Where machinery or one of its component parts is to be moved by hand, it must:
— either be easily moveable, or
— be equipped for picking up and moving safely.
Special arrangements must be made for the handling of tools and/or machinery parts which, even if lightweight,
could be hazardous.
1.1.6. Ergonomics
Under the intended conditions of use, the discomfort, fatigue and physical and psychological stress faced by
the operator must be reduced to the minimum possible, taking into account ergonomic principles such as:
— allowing for the variability of the operator's physical dimensions, strength and stamina,
— providing enough space for movements of the parts of the operator's body,
— avoiding a machine-determined work rate,
— avoiding monitoring that requires lengthy concentration,
— adapting the man/machinery interface to the foreseeable characteristics of the operators.

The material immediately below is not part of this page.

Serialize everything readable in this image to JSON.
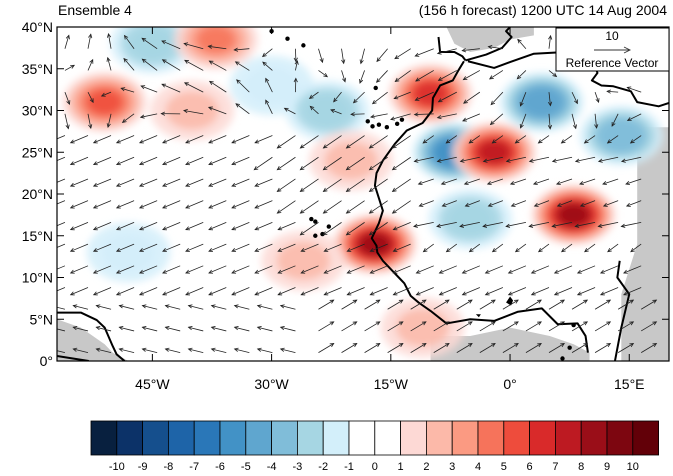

1.1.7. Operating positions
The operating position must be designed and constructed in such a way as to avoid any risk due to exhaust
gases and/or lack of oxygen.
If the machinery is intended to be used in a hazardous environment presenting risks to the health and safety
of the operator or if the machinery itself gives rise to a hazardous environment, adequate means must be
provided to ensure that the operator has good working conditions and is protected against any foreseeable
hazards.
Where appropriate, the operating position must be fitted with an adequate cabin designed, constructed and/or
equipped to fulfil the above requirements. The exit must allow rapid evacuation. Moreover, when applicable,
an emergency exit must be provided in a direction which is different from the usual exit.
1.1.8. Seating
Where appropriate and where the working conditions so permit, work stations constituting an integral part
of the machinery must be designed for the installation of seats.
If the operator is intended to sit during operation and the operating position is an integral part of the
machinery, the seat must be provided with the machinery.
The operator's seat must enable him to maintain a stable position. Furthermore, the seat and its distance from
the control devices must be capable of being adapted to the operator.
If the machinery is subject to vibrations, the seat must be designed and constructed in such a way as to
reduce the vibrations transmitted to the operator to the lowest level that is reasonably possible. The seat
mountings must withstand all stresses to which they can be subjected. Where there is no floor beneath the
feet of the operator, footrests covered with a slip-resistant material must be provided.